Hirschey Matthew D, Shimazu Tadahiro, Capra John A, Pollard Katherine S, Verdin Eric
Gladstone Institute of Virology and Immunology, University of California, San Francisco, CA 94158, USA.
Aging (Albany NY). 2011 Jun;3(6):635-42. doi: 10.18632/aging.100339.
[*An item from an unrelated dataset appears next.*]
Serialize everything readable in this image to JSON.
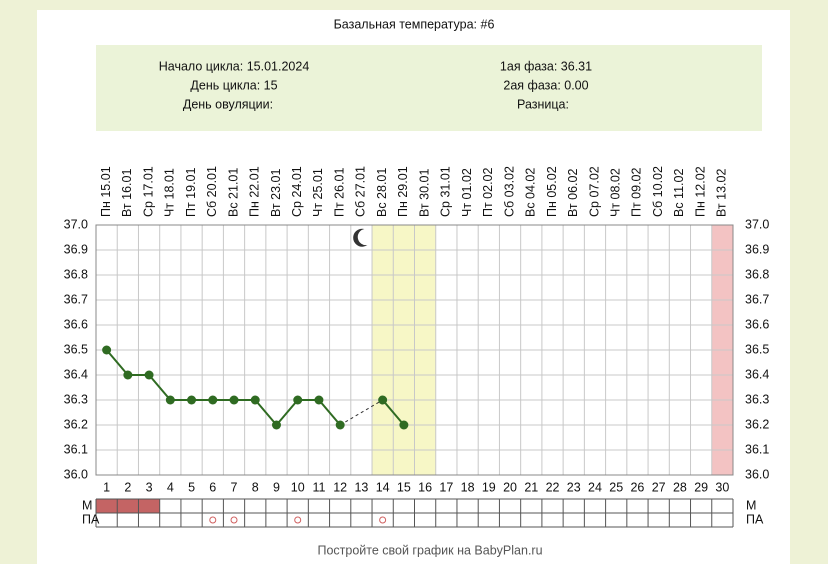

SIRT1 and SIRT3 are NAD+-dependent protein deacetylases that are evolutionarily conserved across mammals. These proteins are located in the cytoplasm/nucleus and mitochondria, respectively. Previous reports demonstrated that human SIRT1 deacetylates Acetyl-CoA Synthase 1 (AceCS1) in the cytoplasm, whereas SIRT3 deacetylates the homologous Acetyl-CoA Synthase 2 (AceCS2) in the mitochondria. We recently showed that 3-hydroxy-3-methylglutaryl CoA synthase 2 (HMGCS2) is deacetylated by SIRT3 in mitochondria, and we demonstrate here that SIRT1 deacetylates the homologous 3-hydroxy-3-methylglutaryl CoA synthase 1 (HMGCS1) in the cytoplasm. This novel pattern of substrate homology between cytoplasmic SIRT1 and mitochondrial SIRT3 suggests that considering evolutionary relationships between the sirtuins and their substrates may help to identify and understand the functions and interactions of this gene family. In this perspective, we take a first step by characterizing the evolutionary history of the sirtuins and these substrate families.
SIRT1和SIRT3是NAD+依赖的蛋白质脱乙酰酶,在哺乳动物中具有进化保守性。这些蛋白质分别位于细胞质/细胞核和线粒体中。先前的报道表明,人类SIRT1可使细胞质中的乙酰辅酶A合成酶1(AceCS1)脱乙酰,而SIRT3可使线粒体中的同源乙酰辅酶A合成酶2(AceCS2)脱乙酰。我们最近发现,3-羟基-3-甲基戊二酰辅酶A合成酶2(HMGCS2)在线粒体中被SIRT3脱乙酰,并且我们在此证明SIRT1可使细胞质中的同源3-羟基-3-甲基戊二酰辅酶A合成酶1(HMGCS1)脱乙酰。细胞质中的SIRT1和线粒体中的SIRT3之间这种新的底物同源模式表明,考虑沉默调节蛋白与其底物之间的进化关系可能有助于识别和理解这个基因家族的功能及相互作用。从这个角度出发,我们通过描述沉默调节蛋白和这些底物家族的进化历史迈出了第一步。